Print Recipe
Eggplant Parmesan Soup
 
recipe image
Prep Time: 10 Minutes
Cook Time: 35 Minutes
Ready In: 45 Minutes
Servings: 4
This is a really good recipe from Whole Foods Market for a really good Eggplant Parnesan in another form, a soup. Very hearty and delicous.
Ingredients:
2 lbs eggplants, cut in half lengthwise
2 tablespoons extra virgin olive oil, plus extra for the baking sheet
1 medium onion, chopped
3 garlic cloves, minced
28 ounces crushed tomatoes with basil
3 cups water
1/2 teaspoon kosher salt
3/4 cup parmigiano-reggiano cheese, grated
crouton
basil
Directions:
1. Preheat oven to 450 degrees Fahrenheit.
2. Place eggplants cut side down on a lightly oiled foil lined baking sheet.
3. until it is very tender and lightly on top and and bottom, about 45 minutes.
4. Mean while heat olive oil in a large Dutch oven over medium heat.
5. Add onion and saute for 5 minutes.
6. Add garlic and cook for 1 more minute.
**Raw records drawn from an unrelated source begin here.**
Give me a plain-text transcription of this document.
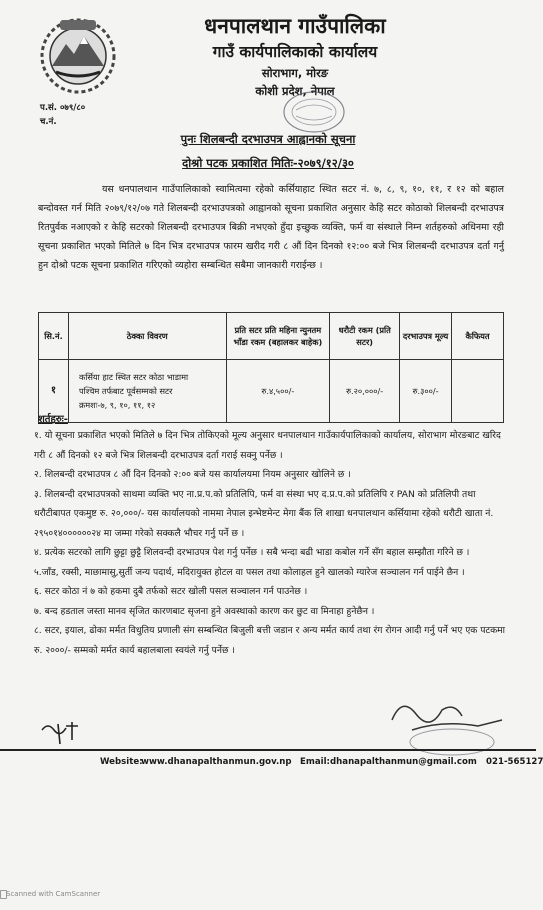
धनपालथान गाउँपालिका
गाउँ कार्यपालिकाको कार्यालय
सोराभाग, मोरङ
कोशी प्रदेश, नेपाल
प.सं. ०७९/८०
च.नं.
पुनः शिलबन्दी दरभाउपत्र आह्वानको सूचना
दोश्रो पटक प्रकाशित मितिः-२०७९/१२/३०
यस धनपालथान गाउँपालिकाको स्वामित्वमा रहेको कर्सियाहाट स्थित सटर नं. ७, ८, ९, १०, ११, र १२ को बहाल बन्दोवस्त गर्न मिति २०७९/१२/०७ गते शिलबन्दी दरभाउपत्रको आह्वानको सूचना प्रकाशित अनुसार केहि सटर कोठाको शिलबन्दी दरभाउपत्र रितपुर्वक नआएको र केहि सटरको शिलबन्दी दरभाउपत्र बिक्री नभएको हुँदा इच्छुक व्यक्ति, फर्म वा संस्थाले निम्न शर्तहरुको अधिनमा रही सूचना प्रकाशित भएको मितिले ७ दिन भित्र दरभाउपत्र फारम खरीद गरी ८ औं दिन दिनको १२:०० बजे भित्र शिलबन्दी दरभाउपत्र दर्ता गर्नु हुन दोश्रो पटक सूचना प्रकाशित गरिएको व्यहोरा सम्बन्धित सबैमा जानकारी गराईन्छ ।
सि.नं.	ठेक्का विवरण	प्रति सटर प्रति महिना न्युनतम भाँडा रकम (बहालकर बाहेक)	धरौटी रकम (प्रति सटर)	दरभाउपत्र मूल्य	कैफियत
१	कर्सिया हाट स्थित सटर कोठा भाडामा
पश्चिम तर्फबाट पूर्वसम्मको सटर
क्रमशः-७, ९, १०, ११, १२	रु.४,५००/-	रु.२०,०००/-	रु.३००/-	
शर्तहरुः-
१. यो सूचना प्रकाशित भएको मितिले ७ दिन भित्र तोकिएको मूल्य अनुसार धनपालथान गाउँकार्यपालिकाको कार्यालय, सोराभाग मोरङबाट खरिद गरी ८ औं दिनको १२ बजे भित्र शिलबन्दी दरभाउपत्र दर्ता गराई सक्नु पर्नेछ ।
२. शिलबन्दी दरभाउपत्र ८ औं दिन दिनको २:०० बजे यस कार्यालयमा नियम अनुसार खोलिने छ ।
३. शिलबन्दी दरभाउपत्रको साथमा व्यक्ति भए ना.प्र.प.को प्रतिलिपि, फर्म वा संस्था भए द.प्र.प.को प्रतिलिपि र PAN को प्रतिलिपी तथा धरौटीबापत एकमुष्ट रु. २०,०००/- यस कार्यालयको नाममा नेपाल इन्भेष्टमेन्ट मेगा बैंक लि शाखा धनपालथान कर्सियामा रहेको धरौटी खाता नं. २९५०१४००००००२४ मा जम्मा गरेको सक्कलै भौचर गर्नु पर्ने छ ।
४. प्रत्येक सटरको लागि छुट्टा छुट्टै शिलवन्दी दरभाउपत्र पेश गर्नु पर्नेछ । सबै भन्दा बढी भाडा कबोल गर्ने सँग बहाल सम्झौता गरिने छ ।
५.जाँड, रक्सी, माछामासु,सुर्ती जन्य पदार्थ, मदिरायुक्त होटल वा पसल तथा कोलाहल हुने खालको ग्यारेज सञ्चालन गर्न पाईने छैन ।
६. सटर कोठा नं ७ को हकमा दुबै तर्फको सटर खोली पसल सञ्चालन गर्न पाउनेछ ।
७. बन्द हडताल जस्ता मानव सृजित कारणबाट सृजना हुने अवस्थाको कारण कर छुट वा मिनाहा हुनेछैन ।
८. सटर, इयाल, ढोका मर्मत विधुतिय प्रणाली संग सम्बन्धित बिजुली बत्ती जडान र अन्य मर्मत कार्य तथा रंग रोगन आदी गर्नु पर्ने भए एक पटकमा रु. २०००/- सम्मको मर्मत कार्य बहालबाला स्वयंले गर्नु पर्नेछ ।
Website:
www.dhanapalthanmun.gov.np Email: dhanapalthanmun@gmail.com 021-565127
Scanned with CamScanner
7. Scoop eggplant flesh from the skins, discard skins.
8. Chop flesh roughly and to the pan with the tomatoes, water, and salt.
9. Bring to a boil over medium heat.
10. Reduce heat to low, cover and simmer 20 minutes, stirring occasionally.
11. Top each serving with 2 tablespoons of Parmigiano Reggiano, croutons and basil.4.